Squire J. Booker, professor of chemistry and of biochemistry and molecular biology at Penn State University, has been named a Fellow of the American Association for the Advancement of Science (AAAS). Election as an AAAS Fellow is an honor bestowed by peers upon members of the AAAS, the world's largest general scientific society and the publisher of the journal Science.
Booker's main research interests include deciphering the molecular details by which enzymes -- a special class of proteins -- catalyze reactions in the cell. He then uses the insight gained to manipulate these reactions for various objectives, ranging from the production of biofuels to the development of antibacterial agents. His laboratory garnered international attention for elucidating a pathway by which disease-causing bacteria such as methicillin-resistant Staphylococcus aureus evade entire classes of commonly used antibiotics. These results were published in two papers in the journal Science. His AAAS fellowship is in recognition of his contributions to the field of mechanistic enzymology, particularly his research on enzymes employing extremely reactive molecules, known as free radicals, to catalyze their reactions.

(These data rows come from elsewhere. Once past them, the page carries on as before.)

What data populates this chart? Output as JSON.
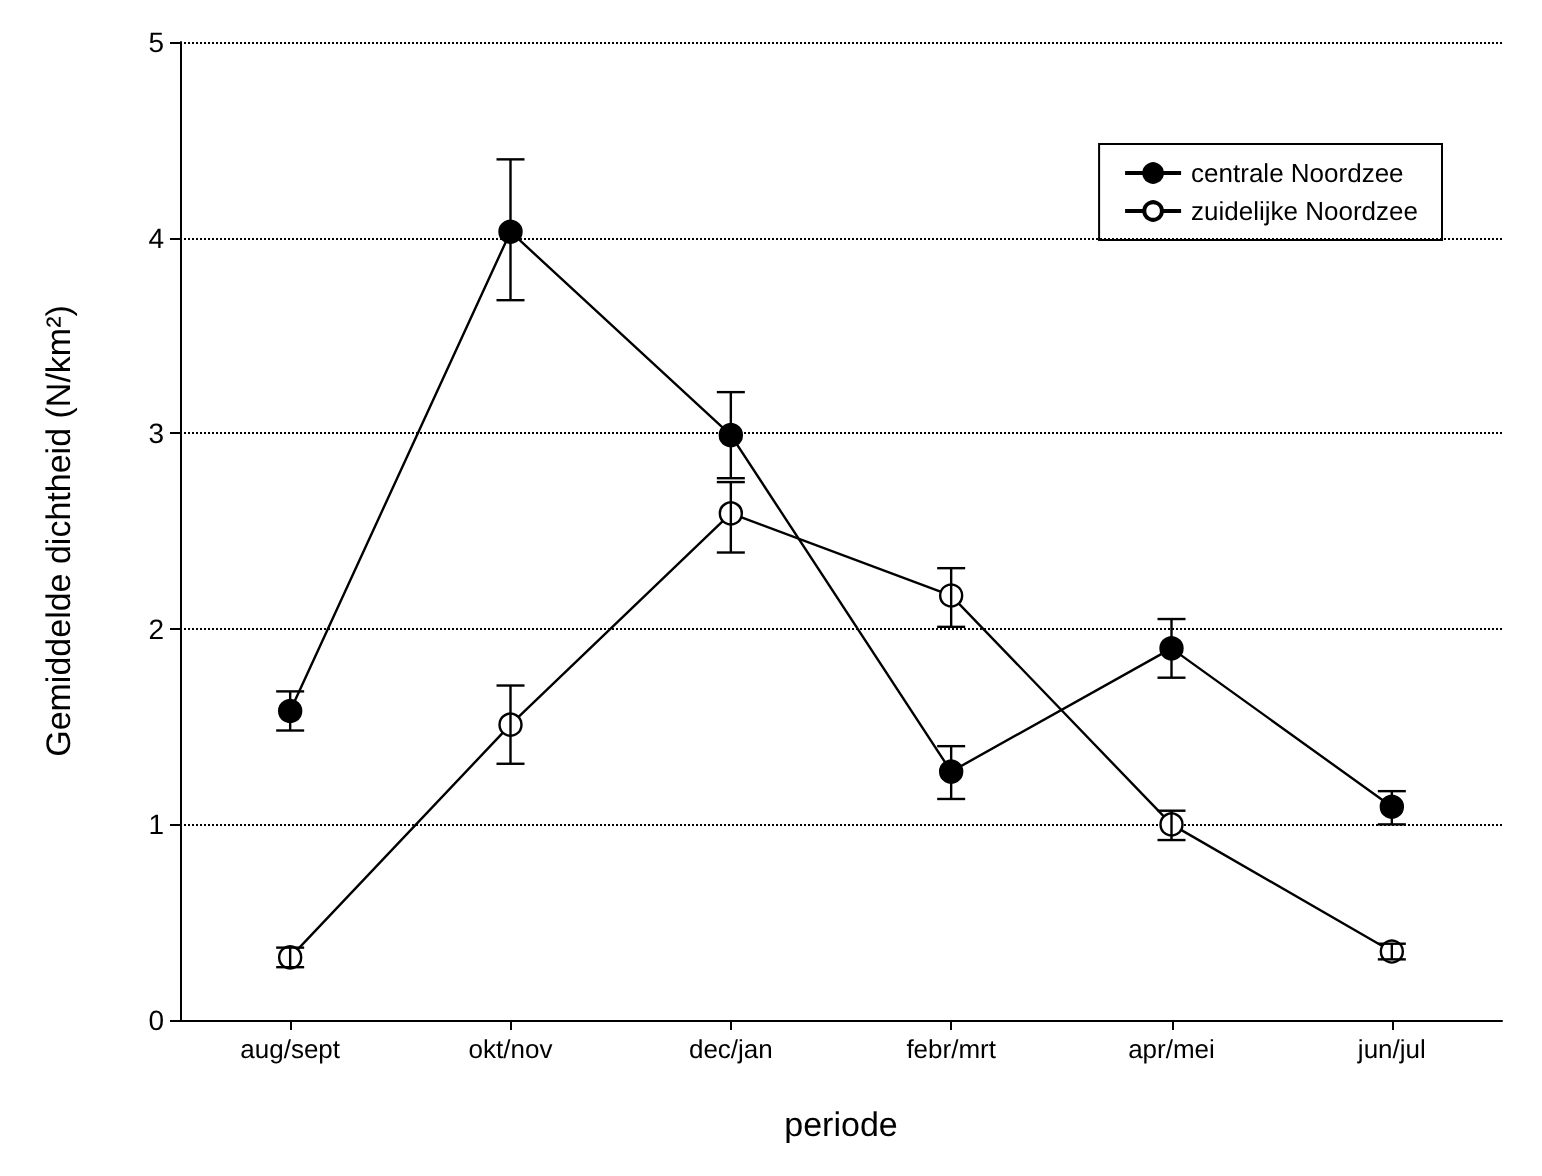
{
  "chart_data": {
    "type": "line",
    "xlabel": "periode",
    "ylabel": "Gemiddelde dichtheid (N/km²)",
    "categories": [
      "aug/sept",
      "okt/nov",
      "dec/jan",
      "febr/mrt",
      "apr/mei",
      "jun/jul"
    ],
    "series": [
      {
        "name": "centrale Noordzee",
        "color": "#000000",
        "values": [
          1.58,
          4.03,
          2.99,
          1.27,
          1.9,
          1.09
        ],
        "errors": [
          [
            1.48,
            1.68
          ],
          [
            3.68,
            4.4
          ],
          [
            2.77,
            3.21
          ],
          [
            1.13,
            1.4
          ],
          [
            1.75,
            2.05
          ],
          [
            1.0,
            1.17
          ]
        ]
      },
      {
        "name": "zuidelijke Noordzee",
        "color": "#000000",
        "colors": [
          "#ffffff",
          "#ffffff",
          "#ffffff",
          "#ffffff",
          "#ffffff",
          "#ffffff"
        ],
        "values": [
          0.32,
          1.51,
          2.59,
          2.17,
          1.0,
          0.35
        ],
        "errors": [
          [
            0.27,
            0.37
          ],
          [
            1.31,
            1.71
          ],
          [
            2.39,
            2.75
          ],
          [
            2.01,
            2.31
          ],
          [
            0.92,
            1.07
          ],
          [
            0.31,
            0.39
          ]
        ]
      }
    ],
    "ylim": [
      0,
      5
    ],
    "yticks": [
      0,
      1,
      2,
      3,
      4,
      5
    ],
    "grid": "y",
    "legend": "top right",
    "marker": "circle"
  }
}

In 2011, Booker was honored with an Arthur C. Cope Scholar Award. The award, which consists of a monetary prize and an unrestricted research grant, is given by the American Chemical Society "to recognize and encourage excellence in organic chemistry." In 2004, Booker was recognized as one of 57 of the country's most promising scientists and engineers by President George W. Bush with the Presidential Early Career Award for Scientists and Engineers. He received the award at the White House in recognition of his research on enzyme reactions, including his work on an enzyme involved in the synthesis of unusual fatty acids, which is needed by the bacteria responsible for most cases of tuberculosis. In 2002, he received a National Science Foundation Faculty Early Career Development (CAREER) award, the agency's most prestigious award for new faculty members.
Booker has mentored 15 graduate students and over 35 undergraduate students, and is known for encouraging students in underrepresented groups to consider science-based careers. He has published about 60 scientific papers in journals such as Science, the Journal of the American Chemical Society, and Proceedings of the National Academy of Sciences, and he has served as guest editor for Current Opinion in Chemical Biology, Biochimica Biophysica Acta, and the Journal of Biological Chemistry. He is past-chair of the Minority Affairs Committee of the American Association of Biochemistry and Molecular Biology.

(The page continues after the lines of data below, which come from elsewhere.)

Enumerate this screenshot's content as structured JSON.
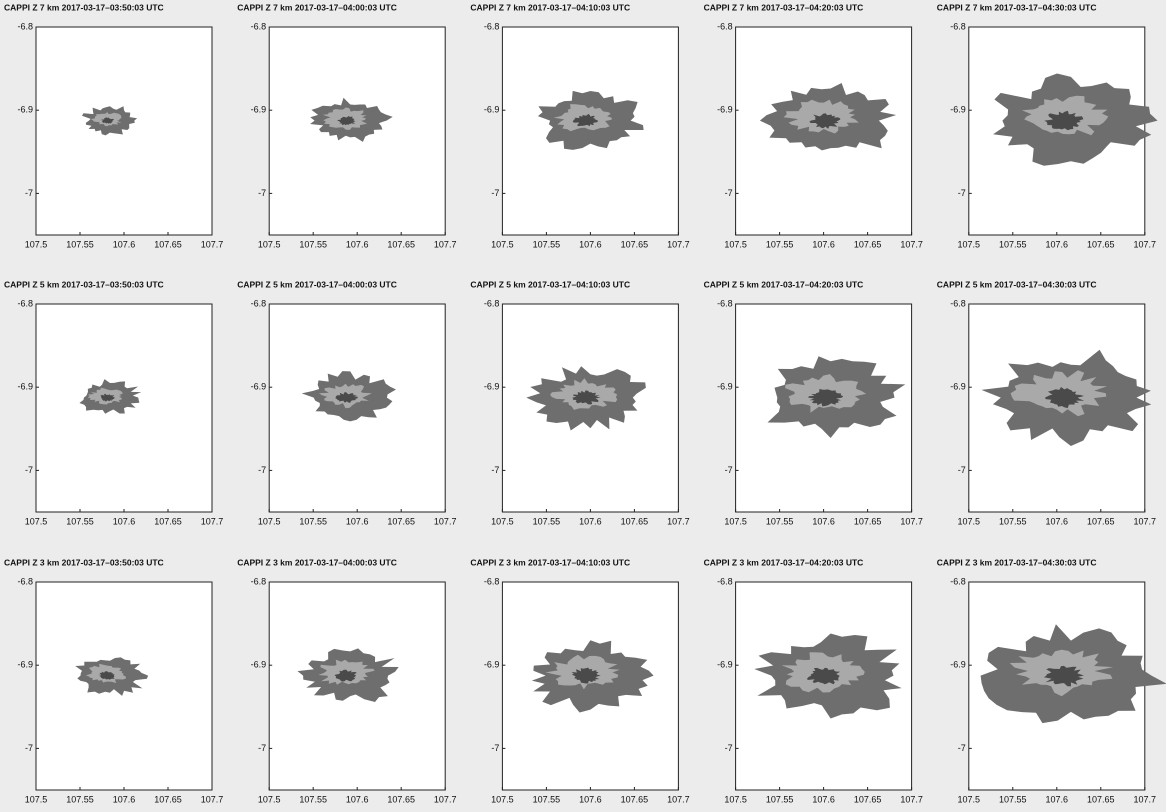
{
  "chart_data": [
    {
      "type": "image",
      "title": "CAPPI Z 7 km 2017-03-17–03:50:03 UTC",
      "xlim": [
        107.5,
        107.7
      ],
      "ylim": [
        -7.05,
        -6.8
      ],
      "xticks": [
        107.5,
        107.55,
        107.6,
        107.65,
        107.7
      ],
      "yticks": [
        -6.8,
        -6.9,
        -7
      ]
    },
    {
      "type": "image",
      "title": "CAPPI Z 7 km 2017-03-17–04:00:03 UTC",
      "xlim": [
        107.5,
        107.7
      ],
      "ylim": [
        -7.05,
        -6.8
      ],
      "xticks": [
        107.5,
        107.55,
        107.6,
        107.65,
        107.7
      ],
      "yticks": [
        -6.8,
        -6.9,
        -7
      ]
    },
    {
      "type": "image",
      "title": "CAPPI Z 7 km 2017-03-17–04:10:03 UTC",
      "xlim": [
        107.5,
        107.7
      ],
      "ylim": [
        -7.05,
        -6.8
      ],
      "xticks": [
        107.5,
        107.55,
        107.6,
        107.65,
        107.7
      ],
      "yticks": [
        -6.8,
        -6.9,
        -7
      ]
    },
    {
      "type": "image",
      "title": "CAPPI Z 7 km 2017-03-17–04:20:03 UTC",
      "xlim": [
        107.5,
        107.7
      ],
      "ylim": [
        -7.05,
        -6.8
      ],
      "xticks": [
        107.5,
        107.55,
        107.6,
        107.65,
        107.7
      ],
      "yticks": [
        -6.8,
        -6.9,
        -7
      ]
    },
    {
      "type": "image",
      "title": "CAPPI Z 7 km 2017-03-17–04:30:03 UTC",
      "xlim": [
        107.5,
        107.7
      ],
      "ylim": [
        -7.05,
        -6.8
      ],
      "xticks": [
        107.5,
        107.55,
        107.6,
        107.65,
        107.7
      ],
      "yticks": [
        -6.8,
        -6.9,
        -7
      ]
    },
    {
      "type": "image",
      "title": "CAPPI Z 5 km 2017-03-17–03:50:03 UTC",
      "xlim": [
        107.5,
        107.7
      ],
      "ylim": [
        -7.05,
        -6.8
      ],
      "xticks": [
        107.5,
        107.55,
        107.6,
        107.65,
        107.7
      ],
      "yticks": [
        -6.8,
        -6.9,
        -7
      ]
    },
    {
      "type": "image",
      "title": "CAPPI Z 5 km 2017-03-17–04:00:03 UTC",
      "xlim": [
        107.5,
        107.7
      ],
      "ylim": [
        -7.05,
        -6.8
      ],
      "xticks": [
        107.5,
        107.55,
        107.6,
        107.65,
        107.7
      ],
      "yticks": [
        -6.8,
        -6.9,
        -7
      ]
    },
    {
      "type": "image",
      "title": "CAPPI Z 5 km 2017-03-17–04:10:03 UTC",
      "xlim": [
        107.5,
        107.7
      ],
      "ylim": [
        -7.05,
        -6.8
      ],
      "xticks": [
        107.5,
        107.55,
        107.6,
        107.65,
        107.7
      ],
      "yticks": [
        -6.8,
        -6.9,
        -7
      ]
    },
    {
      "type": "image",
      "title": "CAPPI Z 5 km 2017-03-17–04:20:03 UTC",
      "xlim": [
        107.5,
        107.7
      ],
      "ylim": [
        -7.05,
        -6.8
      ],
      "xticks": [
        107.5,
        107.55,
        107.6,
        107.65,
        107.7
      ],
      "yticks": [
        -6.8,
        -6.9,
        -7
      ]
    },
    {
      "type": "image",
      "title": "CAPPI Z 5 km 2017-03-17–04:30:03 UTC",
      "xlim": [
        107.5,
        107.7
      ],
      "ylim": [
        -7.05,
        -6.8
      ],
      "xticks": [
        107.5,
        107.55,
        107.6,
        107.65,
        107.7
      ],
      "yticks": [
        -6.8,
        -6.9,
        -7
      ]
    },
    {
      "type": "image",
      "title": "CAPPI Z 3 km 2017-03-17–03:50:03 UTC",
      "xlim": [
        107.5,
        107.7
      ],
      "ylim": [
        -7.05,
        -6.8
      ],
      "xticks": [
        107.5,
        107.55,
        107.6,
        107.65,
        107.7
      ],
      "yticks": [
        -6.8,
        -6.9,
        -7
      ]
    },
    {
      "type": "image",
      "title": "CAPPI Z 3 km 2017-03-17–04:00:03 UTC",
      "xlim": [
        107.5,
        107.7
      ],
      "ylim": [
        -7.05,
        -6.8
      ],
      "xticks": [
        107.5,
        107.55,
        107.6,
        107.65,
        107.7
      ],
      "yticks": [
        -6.8,
        -6.9,
        -7
      ]
    },
    {
      "type": "image",
      "title": "CAPPI Z 3 km 2017-03-17–04:10:03 UTC",
      "xlim": [
        107.5,
        107.7
      ],
      "ylim": [
        -7.05,
        -6.8
      ],
      "xticks": [
        107.5,
        107.55,
        107.6,
        107.65,
        107.7
      ],
      "yticks": [
        -6.8,
        -6.9,
        -7
      ]
    },
    {
      "type": "image",
      "title": "CAPPI Z 3 km 2017-03-17–04:20:03 UTC",
      "xlim": [
        107.5,
        107.7
      ],
      "ylim": [
        -7.05,
        -6.8
      ],
      "xticks": [
        107.5,
        107.55,
        107.6,
        107.65,
        107.7
      ],
      "yticks": [
        -6.8,
        -6.9,
        -7
      ]
    },
    {
      "type": "image",
      "title": "CAPPI Z 3 km 2017-03-17–04:30:03 UTC",
      "xlim": [
        107.5,
        107.7
      ],
      "ylim": [
        -7.05,
        -6.8
      ],
      "xticks": [
        107.5,
        107.55,
        107.6,
        107.65,
        107.7
      ],
      "yticks": [
        -6.8,
        -6.9,
        -7
      ]
    }
  ]
}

Booker earned a bachelor's degree in chemistry at Austin College in 1987, where he was a Minnie Stevens Piper Scholar, and a doctoral degree in biochemistry at the Massachusetts Institute of Technology in 1994. That same year he was awarded a National Science Foundation-NATO Fellowship for postdoctoral studies at Université Rene Décartes in Paris, France. Later, in 1996, he was awarded a National Institutes of Health Postdoctoral Fellowship for studies at the Institute for Enzyme Research at the University of Wisconsin. He joined the Penn State faculty in 1999.